After reading some questions on StackOverflow, I have been using the below code to read CSV files on beam.
Pipeline code:
with beam.Pipeline(options=pipeline_options) as p:
parsed_csv = (p | 'Create from CSV' >> beam.Create([input_file]))
flattened_file = (parsed_csv | 'Flatten the CSV' >> beam.FlatMap(get_csv_reader))
Method to read csv: get_csv_reader()
def get_csv_reader(readable_file):
# Open a channel to read the file from GCS
gcs_file = beam.io.filesystems.FileSystems.open(readable_file)
# Read file as a CSV
gcs_reader = csv.reader(io.TextIOWrapper(gcs_file))
next(gcs_reader)
return gcs_reader
I am using this as opposed to ReadFromText because it fails when there are newline characters in the field values.

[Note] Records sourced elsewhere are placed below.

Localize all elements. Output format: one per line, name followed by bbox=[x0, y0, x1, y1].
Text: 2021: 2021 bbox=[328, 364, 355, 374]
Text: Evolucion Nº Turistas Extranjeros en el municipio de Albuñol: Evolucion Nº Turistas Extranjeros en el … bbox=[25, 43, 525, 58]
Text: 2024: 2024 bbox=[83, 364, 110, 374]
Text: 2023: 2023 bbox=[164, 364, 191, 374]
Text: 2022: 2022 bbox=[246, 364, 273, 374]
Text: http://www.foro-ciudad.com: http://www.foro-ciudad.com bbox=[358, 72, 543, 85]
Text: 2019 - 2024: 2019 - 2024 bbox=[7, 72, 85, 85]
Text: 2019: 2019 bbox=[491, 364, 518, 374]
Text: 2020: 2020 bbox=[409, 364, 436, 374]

Question: Now, my question is if this way of reading CSV is efficient? Would it fail in case of huge files? I ask because I am using csv.reader in my method. I feel like this loads the file into memory causing a failure for huge files. Please correct my understanding if I am wrong.
Additionally, since this is a Ptransform will my method be serialized to run on different worker nodes? I am confused as to how beam would run this code behind the scenes.
If this is not the efficient please suggest the efficient way to read CSV on apache beam.